Filter 2: Execution (does the test pass?): Next, the system runs the tests that passed the buildability filter. Any test that doesn't pass is discarded. This step is crucial because, without a way to automatically determine the validity of a failing test (whether it's due to a bug or an incorrect assertion), TestGen-LLM opts to keep only those tests that can be used for regression testing (aka making sure they can protect current code against future regressions). 

Filter 3: Flakiness: To address the issue of flakiness (tests that pass or fail inconsistently under the same conditions), TestGen-LLM employs repeated execution. A test must pass consistently across multiple (five) executions to be considered non-flaky.

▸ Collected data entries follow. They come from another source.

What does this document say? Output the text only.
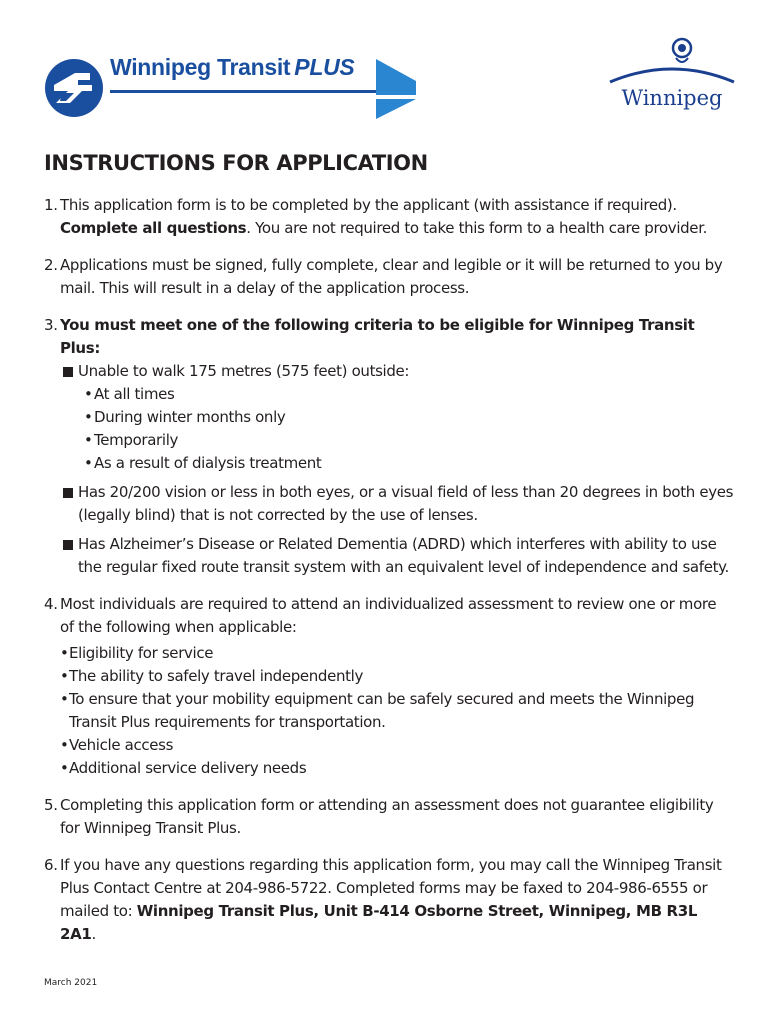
Winnipeg Transit PLUS
Winnipeg
INSTRUCTIONS FOR APPLICATION
1. This application form is to be completed by the applicant (with assistance if required).

Complete all questions. You are not required to take this form to a health care provider.

2. Applications must be signed, fully complete, clear and legible or it will be returned to you by mail. This will result in a delay of the application process.

3. You must meet one of the following criteria to be eligible for Winnipeg Transit Plus:

Unable to walk 175 metres (575 feet) outside:

• At all times
• During winter months only
• Temporarily
• As a result of dialysis treatment

Has 20/200 vision or less in both eyes, or a visual field of less than 20 degrees in both eyes (legally blind) that is not corrected by the use of lenses.

Has Alzheimer’s Disease or Related Dementia (ADRD) which interferes with ability to use the regular fixed route transit system with an equivalent level of independence and safety.

4. Most individuals are required to attend an individualized assessment to review one or more of the following when applicable:

• Eligibility for service
• The ability to safely travel independently
• To ensure that your mobility equipment can be safely secured and meets the Winnipeg Transit Plus requirements for transportation.
• Vehicle access
• Additional service delivery needs
5. Completing this application form or attending an assessment does not guarantee eligibility for Winnipeg Transit Plus.

6. If you have any questions regarding this application form, you may call the Winnipeg Transit Plus Contact Centre at 204-986-5722. Completed forms may be faxed to 204-986-6555 or mailed to: Winnipeg Transit Plus, Unit B-414 Osborne Street, Winnipeg, MB R3L 2A1.

March 2021
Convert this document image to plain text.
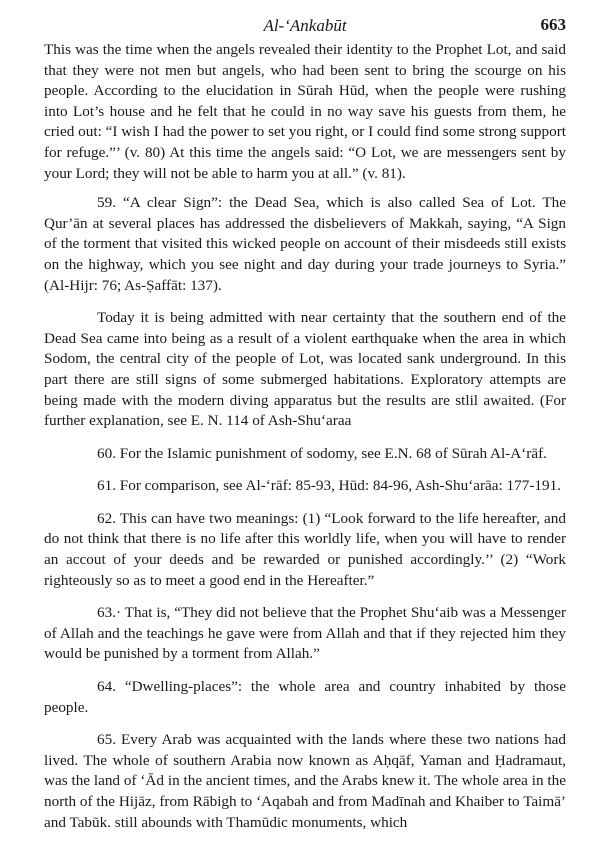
Al-‘Ankabūt	663

This was the time when the angels revealed their identity to the Prophet Lot, and said that they were not men but angels, who had been sent to bring the scourge on his people. According to the elucidation in Sūrah Hūd, when the people were rushing into Lot’s house and he felt that he could in no way save his guests from them, he cried out: “I wish I had the power to set you right, or I could find some strong support for refuge.”’ (v. 80) At this time the angels said: “O Lot, we are messengers sent by your Lord; they will not be able to harm you at all.” (v. 81).

59. “A clear Sign”: the Dead Sea, which is also called Sea of Lot. The Qur’ān at several places has addressed the disbelievers of Makkah, saying, “A Sign of the torment that visited this wicked people on account of their misdeeds still exists on the highway, which you see night and day during your trade journeys to Syria.” (Al-Hijr: 76; As-Ṣaffāt: 137).

Today it is being admitted with near certainty that the southern end of the Dead Sea came into being as a result of a violent earthquake when the area in which Sodom, the central city of the people of Lot, was located sank underground. In this part there are still signs of some submerged habitations. Exploratory attempts are being made with the modern diving apparatus but the results are stlil awaited. (For further explanation, see E. N. 114 of Ash-Shu‘araa

60. For the Islamic punishment of sodomy, see E.N. 68 of Sūrah Al-A‘rāf.

61. For comparison, see Al-‘rāf: 85-93, Hūd: 84-96, Ash-Shu‘arāa: 177-191.

62. This can have two meanings: (1) “Look forward to the life hereafter, and do not think that there is no life after this worldly life, when you will have to render an accout of your deeds and be rewarded or punished accordingly.’’ (2) “Work righteously so as to meet a good end in the Hereafter.”

63.· That is, “They did not believe that the Prophet Shu‘aib was a Messenger of Allah and the teachings he gave were from Allah and that if they rejected him they would be punished by a torment from Allah.”

64. “Dwelling-places”: the whole area and country inhabited by those people.

65. Every Arab was acquainted with the lands where these two nations had lived. The whole of southern Arabia now known as Aḥqāf, Yaman and Ḥadramaut, was the land of ‘Ād in the ancient times, and the Arabs knew it. The whole area in the north of the Hijāz, from Rābigh to ‘Aqabah and from Madīnah and Khaiber to Taimā’ and Tabūk. still abounds with Thamūdic monuments, which
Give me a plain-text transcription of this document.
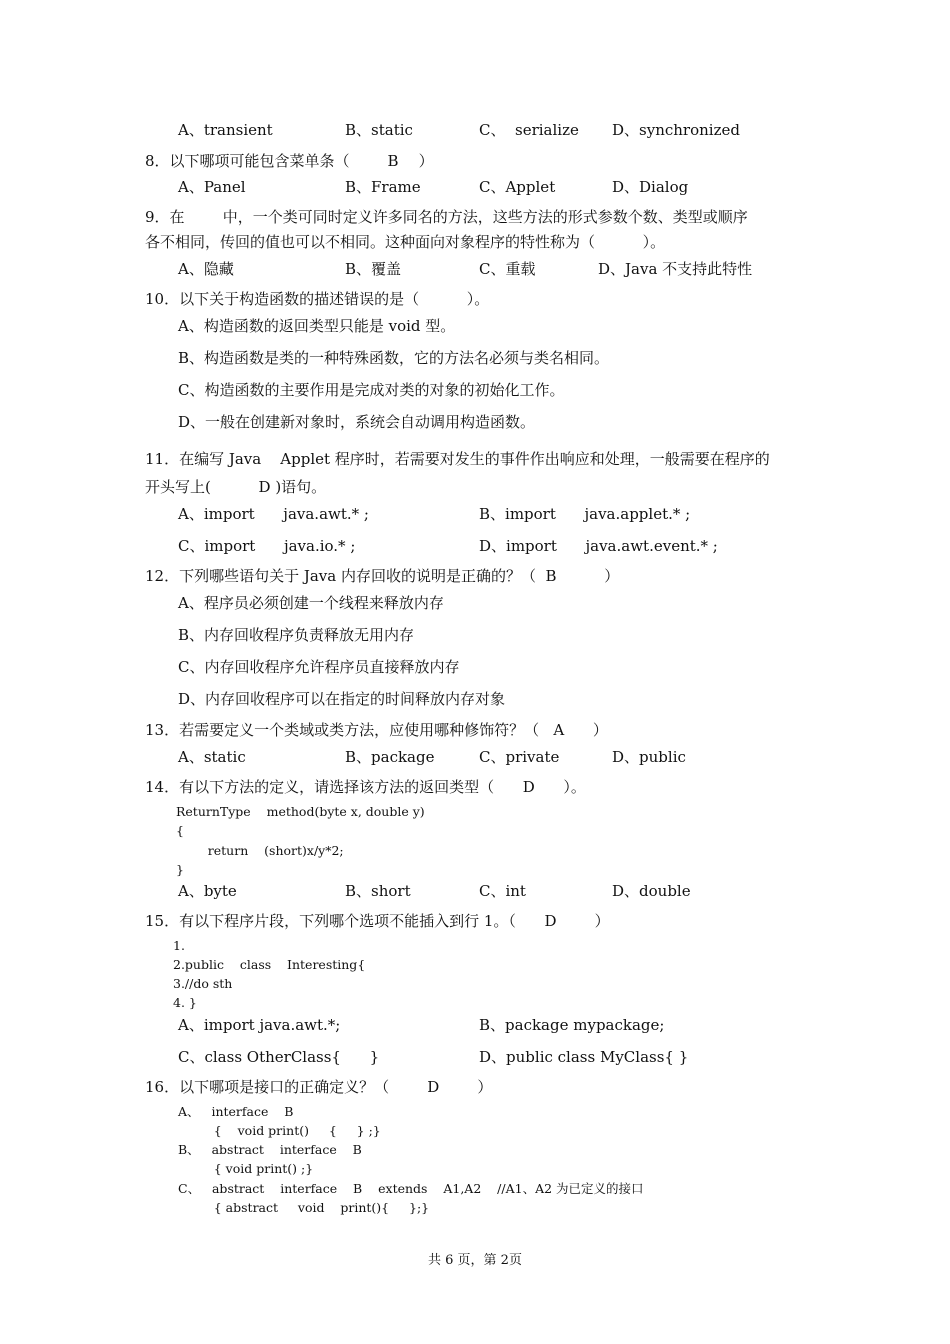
A、transient	B、static	C、  serialize D、synchronized
8．以下哪项可能包含菜单条（	B ）
A、Panel	B、Frame	C、Applet	D、Dialog
9．在        中，一个类可同时定义许多同名的方法，这些方法的形式参数个数、类型或顺序
各不相同，传回的值也可以不相同。这种面向对象程序的特性称为（          ）。
A、隐藏	B、覆盖	C、重载	D、Java 不支持此特性
10．以下关于构造函数的描述错误的是（          ）。
A、构造函数的返回类型只能是 void 型。
B、构造函数是类的一种特殊函数，它的方法名必须与类名相同。
C、构造函数的主要作用是完成对类的对象的初始化工作。
D、一般在创建新对象时，系统会自动调用构造函数。
11．在编写 Java    Applet 程序时，若需要对发生的事件作出响应和处理，一般需要在程序的
开头写上(          D )语句。
A、import      java.awt.* ;	B、import      java.applet.* ;
C、import      java.io.* ;	D、import      java.awt.event.* ;
12．下列哪些语句关于 Java 内存回收的说明是正确的？（  B          ）
A、程序员必须创建一个线程来释放内存
B、内存回收程序负责释放无用内存
C、内存回收程序允许程序员直接释放内存
D、内存回收程序可以在指定的时间释放内存对象
13．若需要定义一个类域或类方法，应使用哪种修饰符？（   A      ）
A、static	B、package	C、private	D、public
14．有以下方法的定义，请选择该方法的返回类型（      D      ）。
ReturnType    method(byte x, double y)
{
return    (short)x/y*2;
}
A、byte	B、short	C、int	D、double
15．有以下程序片段，下列哪个选项不能插入到行 1。（      D        ）
1.
2.public    class    Interesting{
3.//do sth
4. }
A、import java.awt.*;	B、package mypackage;
C、class OtherClass{      }	D、public class MyClass{ }
16．以下哪项是接口的正确定义？（        D        ）
A、   interface    B
{    void print()     {     } ;}
B、   abstract    interface    B
{ void print() ;}
C、   abstract    interface    B    extends    A1,A2    //A1、A2 为已定义的接口
{ abstract     void    print(){     };}
共 6 页，第 2页
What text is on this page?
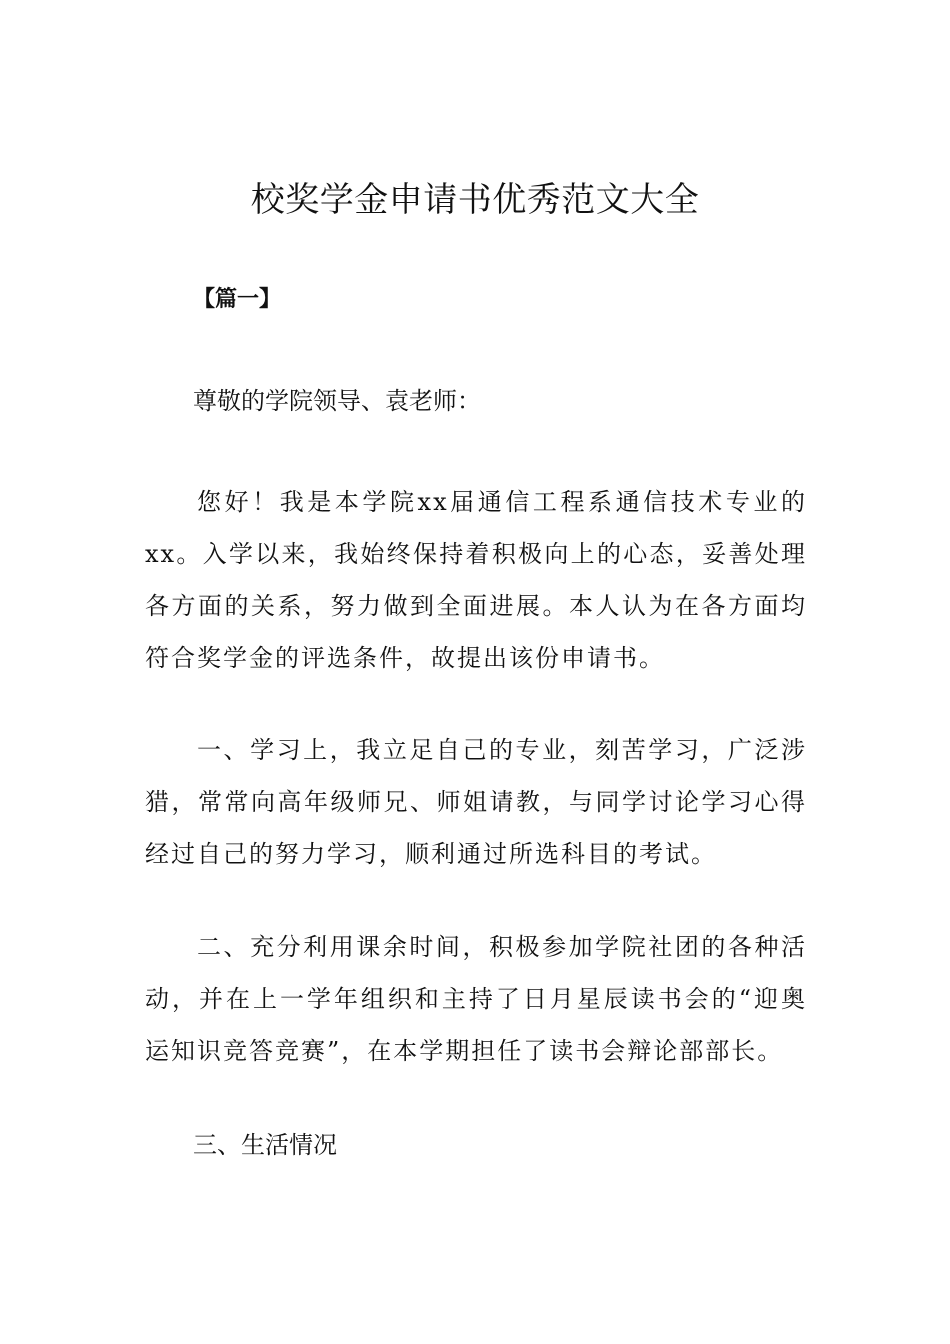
校奖学金申请书优秀范文大全
【篇一】
尊敬的学院领导、袁老师：
您好！我是本学院xx届通信工程系通信技术专业的xx。入学以来，我始终保持着积极向上的心态，妥善处理各方面的关系，努力做到全面进展。本人认为在各方面均符合奖学金的评选条件，故提出该份申请书。
一、学习上，我立足自己的专业，刻苦学习，广泛涉猎，常常向高年级师兄、师姐请教，与同学讨论学习心得经过自己的努力学习，顺利通过所选科目的考试。
二、充分利用课余时间，积极参加学院社团的各种活动，并在上一学年组织和主持了日月星辰读书会的“迎奥运知识竞答竞赛”，在本学期担任了读书会辩论部部长。
三、生活情况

Filter 3: Coverage Improvement: Finally, to ensure that new tests actually add value, TestGen-LLM evaluates them for their contribution to test coverage. Tests that do not enhance coverage by exploring new code paths or conditions are discarded. Only tests that provide new insights or protect against regressions are kept.

These processing filters are pretty important as they guarantee improvements to a test suite. It also shows that LLMs are very far from being “plug-and-play.”

The tests that successfully pass through all these filters are guaranteed to enhance the existing test suite, offering reliable regression testing capabilities without duplicating effort or wasting resources. Pre- and post-processing steps in TestGen-LLM facilitate the extraction and reconstruction of test classes, streamlining the integration of new tests into the software development workflow.

Conclusion

This paper is a good formalization of an use case that many devs probably already use LLMs like ChatGPT, Gemini, and Mistral/LLaMA for. Keeping it in writing is a good way of tracking the progress of future improvements on LLMs in the software reliability space. So far, we see that LLMs work best as an extension of the human, best thought of as a junior dev that needs assistance and prodding. As time goes on, we’ll definitely see LLMs be able to catch and test for bugs in increasingly complex software systems.

The question is - will that make software easier to develop in the long run or will it lead to a proliferation of software complexity in the future?